32 thread block doesn't need _syncthreads()?

yk_cadcg · September 17, 2007, 3:52pm

Hi,
since each warp is exactly SIMD, if each block has exactly 32 threads (a warp), is that we don’t need __syncthreads()?
take if…else…converge… for example, all threads in the warp will take the same path, so there’s no need add “__syncthreads()” after converge. Right?
Thanks!

asadafag · September 18, 2007, 2:53am

You may still need it. Things don’t seem to converge back after a divergent for loop.

tomschi · January 31, 2008, 2:51pm

isn’t that somewhat contradictory to what Mark Harris say in his slides from the Supercomputing 07 Tutorial? (slide 56).

simple example:

i want to double every third array element and store the result in reversed order

__shared__ float array[32];

//distributed load of array data

array[TID] = gmem[TID];

if((TID % 3) == 0)

{

   array[TID] *= 2; 

}

gmem[TID] = array[31-TID];

so do i need __syncthreads() if i use simple if-statements like the above one?

will more complex calculations make a __syncthreads() necessary

what’s the technical background?

thanks,

tomschi

wumpus · January 31, 2008, 2:56pm

Iinteresting question. I suppose this should be the case, as each warp has only one instruction decode unit you might indeednot need syncthreads().

MisterAnderson42 · January 31, 2008, 3:03pm

Any divergences like that the compiler/hardware will automagically sync them for you. Including for loops and any kind of branch. You don’t have to worry about it at all (unless said divergence is really causing you significant performance problems…, but you still don’t need to sync).

__syncthreads() is a BLOCK WIDE barrier only to be used to avoid shared memory race conditions.
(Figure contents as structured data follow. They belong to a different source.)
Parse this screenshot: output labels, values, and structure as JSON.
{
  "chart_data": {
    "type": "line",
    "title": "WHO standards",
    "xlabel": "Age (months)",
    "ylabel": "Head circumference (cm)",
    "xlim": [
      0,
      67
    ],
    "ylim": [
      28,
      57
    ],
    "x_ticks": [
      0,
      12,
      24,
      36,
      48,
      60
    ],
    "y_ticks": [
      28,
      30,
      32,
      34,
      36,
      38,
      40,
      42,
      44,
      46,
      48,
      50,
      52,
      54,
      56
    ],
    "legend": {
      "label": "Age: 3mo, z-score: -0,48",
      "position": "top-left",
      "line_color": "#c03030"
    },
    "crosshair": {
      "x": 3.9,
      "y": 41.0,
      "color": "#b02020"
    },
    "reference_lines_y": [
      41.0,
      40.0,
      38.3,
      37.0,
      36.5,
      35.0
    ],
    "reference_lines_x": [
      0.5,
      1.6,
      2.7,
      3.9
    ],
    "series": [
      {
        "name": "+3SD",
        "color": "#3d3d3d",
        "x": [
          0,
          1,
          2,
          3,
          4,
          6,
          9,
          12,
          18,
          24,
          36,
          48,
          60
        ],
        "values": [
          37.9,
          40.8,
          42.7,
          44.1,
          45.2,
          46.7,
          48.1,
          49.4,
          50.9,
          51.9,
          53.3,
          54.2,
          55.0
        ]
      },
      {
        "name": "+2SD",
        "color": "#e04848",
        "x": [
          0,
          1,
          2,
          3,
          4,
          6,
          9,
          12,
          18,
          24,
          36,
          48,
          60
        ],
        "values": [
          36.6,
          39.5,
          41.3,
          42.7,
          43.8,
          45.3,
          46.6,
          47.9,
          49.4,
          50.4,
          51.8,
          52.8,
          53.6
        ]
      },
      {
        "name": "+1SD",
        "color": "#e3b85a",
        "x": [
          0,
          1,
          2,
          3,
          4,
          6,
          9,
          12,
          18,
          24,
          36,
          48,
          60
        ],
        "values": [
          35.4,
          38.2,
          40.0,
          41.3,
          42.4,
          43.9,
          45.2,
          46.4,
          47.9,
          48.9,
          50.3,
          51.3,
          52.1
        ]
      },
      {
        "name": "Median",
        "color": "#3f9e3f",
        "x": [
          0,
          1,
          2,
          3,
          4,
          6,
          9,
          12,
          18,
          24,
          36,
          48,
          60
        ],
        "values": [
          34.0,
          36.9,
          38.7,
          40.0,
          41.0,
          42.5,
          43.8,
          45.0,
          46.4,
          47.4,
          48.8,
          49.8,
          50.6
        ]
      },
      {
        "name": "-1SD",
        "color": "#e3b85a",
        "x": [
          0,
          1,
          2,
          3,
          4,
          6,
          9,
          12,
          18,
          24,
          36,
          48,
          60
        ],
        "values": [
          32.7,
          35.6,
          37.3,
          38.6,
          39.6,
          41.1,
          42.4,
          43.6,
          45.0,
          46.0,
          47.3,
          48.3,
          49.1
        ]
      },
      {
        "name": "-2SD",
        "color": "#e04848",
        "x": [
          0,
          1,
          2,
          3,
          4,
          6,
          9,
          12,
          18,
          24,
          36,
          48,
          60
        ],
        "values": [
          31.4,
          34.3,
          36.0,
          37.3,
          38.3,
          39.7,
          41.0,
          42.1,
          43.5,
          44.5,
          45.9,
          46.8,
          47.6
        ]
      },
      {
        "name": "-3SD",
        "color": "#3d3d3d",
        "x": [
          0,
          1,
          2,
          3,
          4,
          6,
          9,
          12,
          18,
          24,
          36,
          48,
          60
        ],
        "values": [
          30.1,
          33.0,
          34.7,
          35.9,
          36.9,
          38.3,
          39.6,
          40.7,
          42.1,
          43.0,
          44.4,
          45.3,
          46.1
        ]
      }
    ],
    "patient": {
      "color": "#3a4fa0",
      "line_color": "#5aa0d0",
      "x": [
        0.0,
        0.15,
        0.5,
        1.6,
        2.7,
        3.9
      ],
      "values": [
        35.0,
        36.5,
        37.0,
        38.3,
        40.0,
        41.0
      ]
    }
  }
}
tomschi · January 31, 2008, 3:39pm

thanks a lot for quick replies,

__shared__ unsigned sArray[256];

__global__ void test_kernel (unsigned* gMem)

{

  sArray[threadIdx.x] = gMem[threadIdx.x];

 for(unsigned i=0; i < threadIdx.x; i++)

  {

    sArray[threadIdx.x] += 1;

  }

 gMem[threadIdx.x] = sArray[31 - threadIdx.x];

}

really works. that saves my project…

Sarnath · February 1, 2008, 6:39am

True! You dont need __syncthreads() for 32 threads per block. It saves lot of time actually and results in faster implementation.

It also means that you dont worry about race conditions and double-buffering solutions.

I re-coded the binomial tree implementation of NVIDIA SDK for 32 threads and got a speed up of 1.3x (265 ms before reduced to 195 ms using 32 threads).

Check this forum link:

[url=“The Official NVIDIA Forums | NVIDIA”]http://forums.nvidia.com/index.php?showtopic=54875[/url]

I have posted the changed code towards the end of the page.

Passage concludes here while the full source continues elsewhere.